L’opposition appelle à l’union contre Kais Saied : Le président tunisien a subit un nouveau revers électoral
La principale coalition d’opposants en Tunisie a appelé dimanche à former un front uni politique et syndical pour faire partir le président Kais Saied après un taux d’abstention record lors d’un scrutin pour élire le nouveau Parlement.
Le Front de salut national (FSN) a appelé les autres partis d’opposition, la société civile et la puissante centrale syndicale UGTT à «travailler main dans la main pour créer le changement par le départ de Kais Saied et aller à une élection présidentielle anticipée».
Selon Ahmed Nejib Chebbi, président du FSN qui inclut le parti Ennahdha, le maigre taux de participation de 11,3% – chiffres préliminaires -, annoncé dimanche pour le deuxième tour des législatives, «prouve encore une fois l’échec total» de Kais Saied. Cela veut dire que «près de 89% ont tourné le dos à cette pièce de théâtre et refusé de participer au processus» politique de Kais Saied. Le premier tour avait déjà été marqué par une abstention de quasi 90%, un record depuis l’avènement de la démocratie dans le pays où certains scrutins rassemblaient jusqu’à 70% des électeurs dans la dernière décennie.
L’élection de 131 députés (sur 161 sièges dont 30 déjà pourvus au premier tour) représente l’ultime étape de réformes imposées depuis 18 mois par le président Kais Saied pour revenir à un système hyper-présidentialiste, similaire à celui d’avant la révolution de 2011 et la chute du dictateur Ben Ali. Les experts ont expliqué la faible affluence par divers facteurs dont un mot d’ordre de boycott du scrutin par les principaux partis politiques.

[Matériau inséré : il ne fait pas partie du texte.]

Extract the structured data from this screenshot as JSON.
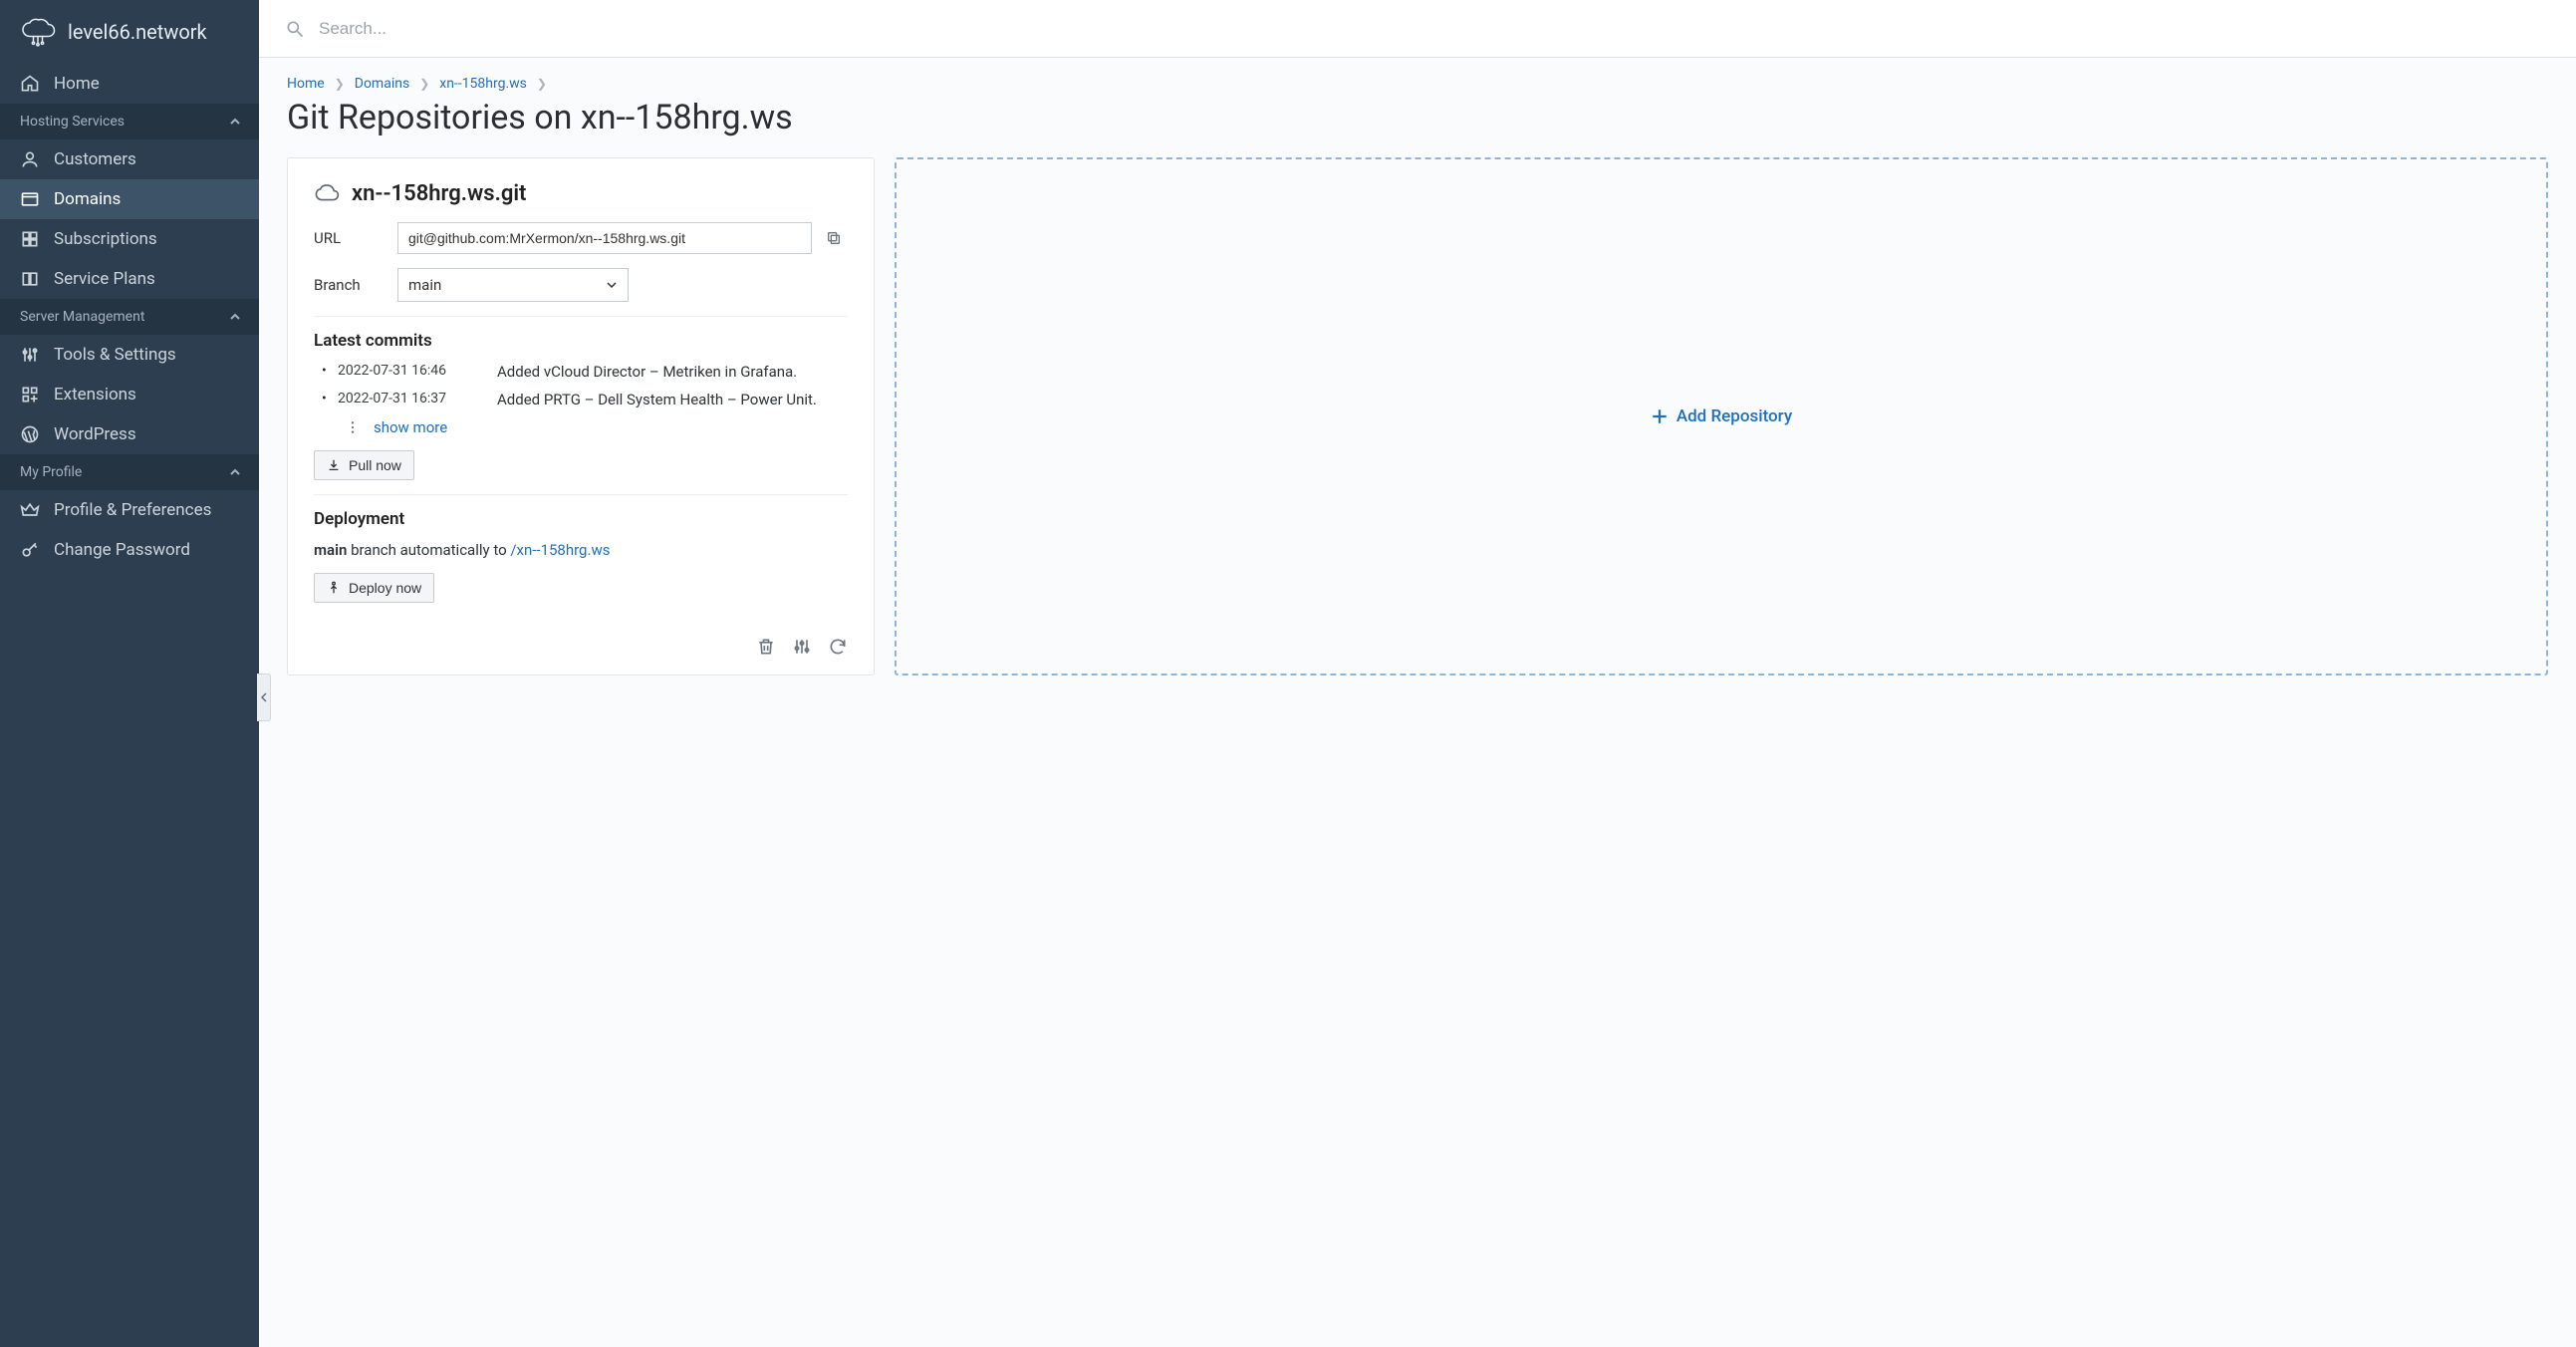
{
  "brand": "level66.network",
  "search_placeholder": "Search...",
  "breadcrumb": {
    "home": "Home",
    "domains": "Domains",
    "domain": "xn--158hrg.ws"
  },
  "page_title": "Git Repositories on xn--158hrg.ws",
  "sidebar": {
    "home": "Home",
    "section_hosting": "Hosting Services",
    "customers": "Customers",
    "domains": "Domains",
    "subscriptions": "Subscriptions",
    "service_plans": "Service Plans",
    "section_server": "Server Management",
    "tools": "Tools & Settings",
    "extensions": "Extensions",
    "wordpress": "WordPress",
    "section_profile": "My Profile",
    "profile_prefs": "Profile & Preferences",
    "change_password": "Change Password"
  },
  "repo": {
    "name": "xn--158hrg.ws.git",
    "url_label": "URL",
    "url_value": "git@github.com:MrXermon/xn--158hrg.ws.git",
    "branch_label": "Branch",
    "branch_value": "main",
    "commits_heading": "Latest commits",
    "commits": [
      {
        "date": "2022-07-31 16:46",
        "msg": "Added vCloud Director – Metriken in Grafana."
      },
      {
        "date": "2022-07-31 16:37",
        "msg": "Added PRTG – Dell System Health – Power Unit."
      }
    ],
    "show_more": "show more",
    "pull_now": "Pull now",
    "deploy_heading": "Deployment",
    "deploy_branch": "main",
    "deploy_text_mid": " branch automatically to ",
    "deploy_path": "/xn--158hrg.ws",
    "deploy_now": "Deploy now"
  },
  "add_repo_label": "Add Repository"
}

Malgré de profondes divisions qui l’empêchent de mobiliser dans la rue, l’opposition a dénoncé de façon unanime un processus qualifié de «coup d’État» et une «dérive dictatoriale» de Kais Saied. Autre motif : la majorité des candidats étaient inconnus et sans affiliation politique. Les rares électeurs ont donc fait des choix personnels, les plus âgés disant surtout «accomplir leur devoir électoral». Estimant le pays ingouvernable, Kais Saied s’est emparé de tous les pouvoirs le 25 juillet 2021, puis a révisé la Constitution l’été dernier pour abolir le système parlementaire hybride en vigueur. La croissance est poussive, le chômage élevé et plus de 32.000 Tunisiens ont émigré clandestinement l’an passé.
Les Tunisiens, qui avaient en grande partie soutenu le coup de force de Kais Saied, se montrent de plus en plus mécontents de la détérioration de leurs conditions de vie, avec une inflation supérieure à 10% qui grève leur pouvoir d’achat, et la pauvreté qui touche 20% des 12 millions d’habitants. Comme l’État très endetté a dû mal à financer l’importation des produits de base dont il a la responsabilité, les pénuries de lait, sucre, café et récemment de pâtes sont chroniques. Dans une manifestation, le 14 janvier dernier, certains militants de gauche brandissaient d’ailleurs des baguettes tout en dénonçant une «dérive autoritaire» de Kais Saied, tandis que d’autres reprenaient l’un des slogans de la Révolution de 2011, réclamant du «travail» face à un taux de chômage supérieur à 15%. Le président tunisien n’a jamais été autant isolé politiquement. Au rythme où vont les choses, ses jours pourraient même être comptés.